L’expressionnisme abstrait était difficilement présentable en Europe à cause de l’ampleur des formats. Les peintres européens le découvrirent à la faveur de leurs voyages aux États-Unis (New York attira désormais autant que Paris) ou par les reproductions. L’abstraction française, qui triompha entre 1950 et 1960, laissait peu de place à l’expressionnisme. Ce sont quelques étrangers qui, en territoire parisien, ont maintenu l’expressionnisme : Appel (qui se rendit à New York en 1957) et Jorn en particulier. Le seul peintre français qui ait alors témoigné, avec plus d’harmonieuse mesure, d’un souci d’expression analogue est probablement Paul Rebeyrolle (né en 1926) avec ses figures originales des années 1956-57 (l’Homme à la cigarette, Paris, coll. part.), sorte de réponse courtoise à la suite contemporaine de W. de Kooning. Le cas du Belge Émile Hecq (né en 1924) est curieux : après des débuts parfois très proches de Cobra, la découverte de Picasso stimula chez lui, à l’instar des Américains, une prise de conscience expressionniste qui interféra rapidement, entre 1954 et 1956, avec la tradition narrative du Nord, au profit d’une peinture de très grands formats sur des thèmes à la fois épiques et burlesques (les Mauvais Juges, 1955, Paris, coll. part.).
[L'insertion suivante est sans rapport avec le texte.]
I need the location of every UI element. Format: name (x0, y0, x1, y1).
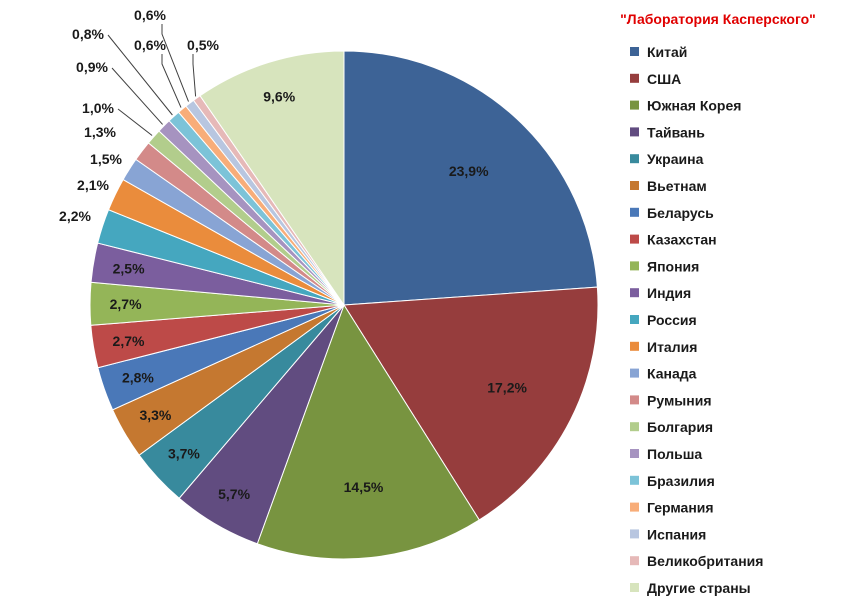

Les choses changèrent quelque peu vers 1960, quand la saturation du marché de l’abstraction et l’avènement du nouveau réalisme* semblèrent redonner leur chance à d’autres tendances. Une « nouvelle figuration* » naquit donc, trop souvent inspirée des beaux jours de Cobra. Quelques tempéraments puissants se sont dégagés et imposés : le Suédois Bengt Lindström (né en 1925), l’Anglais John Christoforou (né en 1921) et surtout l’Espagnol Antonio Saura (né en 1930). La révélation du peintre anglais Francis Bacon*, exposé pour la première fois à Paris en 1957, a cautionné cette résurgence expressionniste. Mais ces réussites isolées, fort diverses au demeurant, prouvent bien que les grandes convergences historiques sont actuellement révolues dans ce domaine. Bacon a tiré excellemment parti de l’espace du tableau abstrait, dans lequel il place ses personnages en situation pénible, triste ou incongrue — reflet du quotidien contemporain —, tandis que son talent de portraitiste révèle et dérobe à la fois un visage en le soumettant à une « défiguration » (pour reprendre un terme de Jorn) semblable à celle que renvoient les miroirs faussés.

M.-A. S.

L’architecture*

Y a-t-il une architecture expressionniste ? La question a été souvent éludée : l’expressionnisme apparaît surtout comme un art littéraire ou pictural, dont la transposition dans le langage de l’architecture ne s’est pas faite aisément. Depuis quelques années, pourtant, la notion d’expressionnisme en architecture s’est trouvée remise en honneur : la tendance a été alors d’englober sous ce terme la totalité des mouvements extérieurs au fonctionnalisme, depuis l’Art* nouveau jusqu’à l’architecture organique. Une telle extension de sens est quelque peu abusive, et l’on se doit de ramener le mouvement à un cadre plus étroit.